Hay muchas discusiones que se han instalado en el mundo de hoy, y para bien me parece, de cuál es el momento para poner en manos de nuestros niños los dispositivos tecnológicos. No son pocas las evidencias que han levantado especialistas sobre las negativas consecuencias de la temprana exposición a las pantallas de nuestras nuevas generaciones, el impacto del primer contacto eminentemente lúdico, que ensimisma y aísla. Con el tiempo queremos convertir las pantallas en un espacio de aprendizaje, cuando el apresto, insistente y prolongado por lo demás, tiene que ver con juegos que reducen la convivencia, que instalan la competencia, primero con el juego mismo y después con otros que, muchas veces ubicados a miles de kilómetros y que es muy posible que nunca conocerán realmente.

La realidad del espacio escolar, que es donde me desempeño hace más de treinta años,  me permite afirmar que la utilización de las pantallas en la sala de clases ha modificado por completo el clima en las aulas y de paso las relaciones de los alumnos entre ellos y con sus profesores. Se ha debilitado la disciplina, aumentan los conflictos, disponen de menos herramientas para  resolver problemas de convivencia con autonomía, aumenta la caja de resonancia de los mismos con adultos que no reflexionan y que, desde un individualismo asocial, reclaman penas del infierno para otros y , al mismo tiempo, la mayor de las comprensiones para los propios.

Desde la perspectiva del rendimiento escolar hay estudios claros que hablan de una disminución evidente, producto del impacto de los distractores tecnológicos en el desarrollo de procesos cognitivos complejos. El estudio ha sido, es y será un tiempo de concentración, mientras que los celulares en manos de los alumnos son, fundamentalmente, un espacio lúdico y de recreación, lamentablemente no de los mejores.

El que los niños, a temprana edad no utilicen celulares tiene muchas evidencias negativas, ha saber:  favorece el consumismo, facilita la indisciplina en clases, disminuye los momentos de concentración en las salas y fuera de ellas, se convierte en un símbolo de falso estatus entre los alumnos,  induce al sedentarismo y  a los problemas de salud asociados,  incita al ciberbullyng, entre muchos otros que podría enumerar.

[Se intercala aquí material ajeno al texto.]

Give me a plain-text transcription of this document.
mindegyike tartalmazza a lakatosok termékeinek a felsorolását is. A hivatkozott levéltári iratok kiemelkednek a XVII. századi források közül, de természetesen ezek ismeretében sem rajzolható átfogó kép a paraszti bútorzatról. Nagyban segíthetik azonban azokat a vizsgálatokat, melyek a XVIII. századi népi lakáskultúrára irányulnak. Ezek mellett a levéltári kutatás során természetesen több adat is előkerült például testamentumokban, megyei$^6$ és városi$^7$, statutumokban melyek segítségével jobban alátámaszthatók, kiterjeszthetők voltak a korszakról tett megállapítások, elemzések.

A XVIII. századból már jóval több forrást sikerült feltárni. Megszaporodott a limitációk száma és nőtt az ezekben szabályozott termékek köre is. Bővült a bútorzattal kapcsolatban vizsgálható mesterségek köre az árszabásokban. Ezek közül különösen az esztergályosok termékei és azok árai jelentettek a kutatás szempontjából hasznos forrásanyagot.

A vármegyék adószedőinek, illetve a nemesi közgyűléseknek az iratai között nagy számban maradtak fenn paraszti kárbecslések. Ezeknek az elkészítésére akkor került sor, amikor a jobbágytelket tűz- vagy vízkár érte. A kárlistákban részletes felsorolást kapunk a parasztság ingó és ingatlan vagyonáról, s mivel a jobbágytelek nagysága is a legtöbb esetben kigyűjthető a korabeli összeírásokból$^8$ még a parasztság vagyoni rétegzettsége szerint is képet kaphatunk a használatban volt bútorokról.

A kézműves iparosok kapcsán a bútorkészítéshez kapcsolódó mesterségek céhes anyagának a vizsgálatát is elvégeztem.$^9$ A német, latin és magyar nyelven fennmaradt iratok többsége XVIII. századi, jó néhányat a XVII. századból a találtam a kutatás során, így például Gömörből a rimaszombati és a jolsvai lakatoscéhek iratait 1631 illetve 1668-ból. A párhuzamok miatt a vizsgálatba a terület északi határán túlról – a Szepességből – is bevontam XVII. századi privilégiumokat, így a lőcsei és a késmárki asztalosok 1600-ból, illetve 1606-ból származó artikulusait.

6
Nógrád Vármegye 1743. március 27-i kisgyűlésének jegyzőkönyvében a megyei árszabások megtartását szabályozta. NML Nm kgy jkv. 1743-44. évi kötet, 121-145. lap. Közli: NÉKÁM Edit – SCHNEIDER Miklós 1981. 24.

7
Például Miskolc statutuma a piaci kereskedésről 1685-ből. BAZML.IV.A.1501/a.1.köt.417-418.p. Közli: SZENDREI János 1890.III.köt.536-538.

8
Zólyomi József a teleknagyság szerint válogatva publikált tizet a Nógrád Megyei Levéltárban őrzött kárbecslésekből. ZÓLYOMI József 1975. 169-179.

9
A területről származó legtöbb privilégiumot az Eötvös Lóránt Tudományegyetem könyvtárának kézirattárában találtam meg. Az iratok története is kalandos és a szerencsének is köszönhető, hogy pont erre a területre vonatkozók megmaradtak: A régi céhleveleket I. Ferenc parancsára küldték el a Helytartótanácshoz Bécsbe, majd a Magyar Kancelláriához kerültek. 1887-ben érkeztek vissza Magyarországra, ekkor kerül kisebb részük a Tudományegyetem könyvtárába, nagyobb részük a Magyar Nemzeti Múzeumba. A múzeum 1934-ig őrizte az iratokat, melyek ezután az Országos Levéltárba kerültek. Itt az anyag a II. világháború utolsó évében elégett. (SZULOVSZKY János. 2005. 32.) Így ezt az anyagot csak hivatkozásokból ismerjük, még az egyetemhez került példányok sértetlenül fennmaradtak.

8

Algunos reclaman por la necesidad de  que los niños y las familias se sientan seguros, pero qué decir de aquellos que vamos por los finales de los cincuenta años y que crecimos, incluso más seguros que hoy, sin disponer de celulares que permiten la instantánea comunicación con  los padres y quien sabe, ni siquiera los mismos, padres, con quien más ha establecido contacto dicho alumno. Los colegios, las escuelas, los liceos siguen siendo los lugares más seguros para nuestros jóvenes después del hogar. No creo que el uso de los dispositivos móviles haya aumentado los estándares de seguridad de dichos establecimientos, me permito aventurar que ha impactado de manera contraria.

Un viejo profesor como yo, con más de treinta y cinco años de experiencia docente en variados niveles y realidades, demanda que el mundo actual genere una reflexión profunda sobre las implicancias de acercar a nuestros niños a tan temprana edad a una tecnología que deshumaniza. Así como está comprobado que es dañino el consumo del alcohol antes de los 21 años, por un proceso exclusivo de madurez, creo que deberíamos arribar  a conclusiones similares, si hacemos una reflexión entre todos los integrantes de la sociedad, con respecto al momento en que debemos dejar a nuestros alumnos en contacto libre con los dispositivos digitales.